Handelt davon, was passiert, wenn wir nach Fantasyland kommen
Auf diesem riesengroßen Gelände von Disney World einen Parkplatz zu finden, erweist sich als Herausforderung. Jedes weiß gestreifte Stückchen Asphalt ist besetzt. Schließlich stelle ich den Caddy auf einem Grasstreifen ab. Sicher wird er von dort abgeschleppt. Aber das spielt jetzt keine Rolle mehr.
Wir nehmen die Parkplatztram zur Monorail, die uns im Eiltempo zu den Eingangstoren von Amerikas beliebtestem Freizeitpark bringt. Die Tickets kosten uns ein Vermögen.
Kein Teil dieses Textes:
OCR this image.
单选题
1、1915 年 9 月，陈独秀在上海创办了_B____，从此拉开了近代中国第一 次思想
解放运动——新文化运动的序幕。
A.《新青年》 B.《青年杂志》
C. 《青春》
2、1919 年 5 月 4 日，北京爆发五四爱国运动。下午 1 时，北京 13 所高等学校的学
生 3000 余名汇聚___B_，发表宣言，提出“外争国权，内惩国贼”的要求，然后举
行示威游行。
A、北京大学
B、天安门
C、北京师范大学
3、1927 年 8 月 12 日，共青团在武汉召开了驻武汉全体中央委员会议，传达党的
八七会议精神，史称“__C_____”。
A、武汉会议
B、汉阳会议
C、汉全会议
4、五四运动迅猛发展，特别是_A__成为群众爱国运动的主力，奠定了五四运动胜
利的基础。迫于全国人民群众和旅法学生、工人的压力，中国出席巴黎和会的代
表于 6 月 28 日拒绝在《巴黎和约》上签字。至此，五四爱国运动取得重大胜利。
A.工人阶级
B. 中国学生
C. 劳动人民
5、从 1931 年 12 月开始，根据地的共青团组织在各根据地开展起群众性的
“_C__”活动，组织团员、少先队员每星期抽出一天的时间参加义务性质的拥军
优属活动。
Und dann sind wir drin und stehen auf der Main Street. Überall um uns herum winken und tanzen und posieren lebensgroße Trickfilmfiguren im Plüschpelz. Ich stolpere in Gonzo hinein und der stößt mich mit einem Knurren zurück. Auf meiner Stirn bilden sich kalte Schweißperlen. Gonzos Augen weiten sich. »Alter«, sagt er sanft und nickt in Richtung meines Armbandes. Alle Farbe ist davon gewichen, bis auf einen dünnen Streifen unter Tomorrowland. Ich bin fast am Ende. Meine Lungen fühlen sich an, als ob sie mit Schnürsenkeln zugebunden worden wären.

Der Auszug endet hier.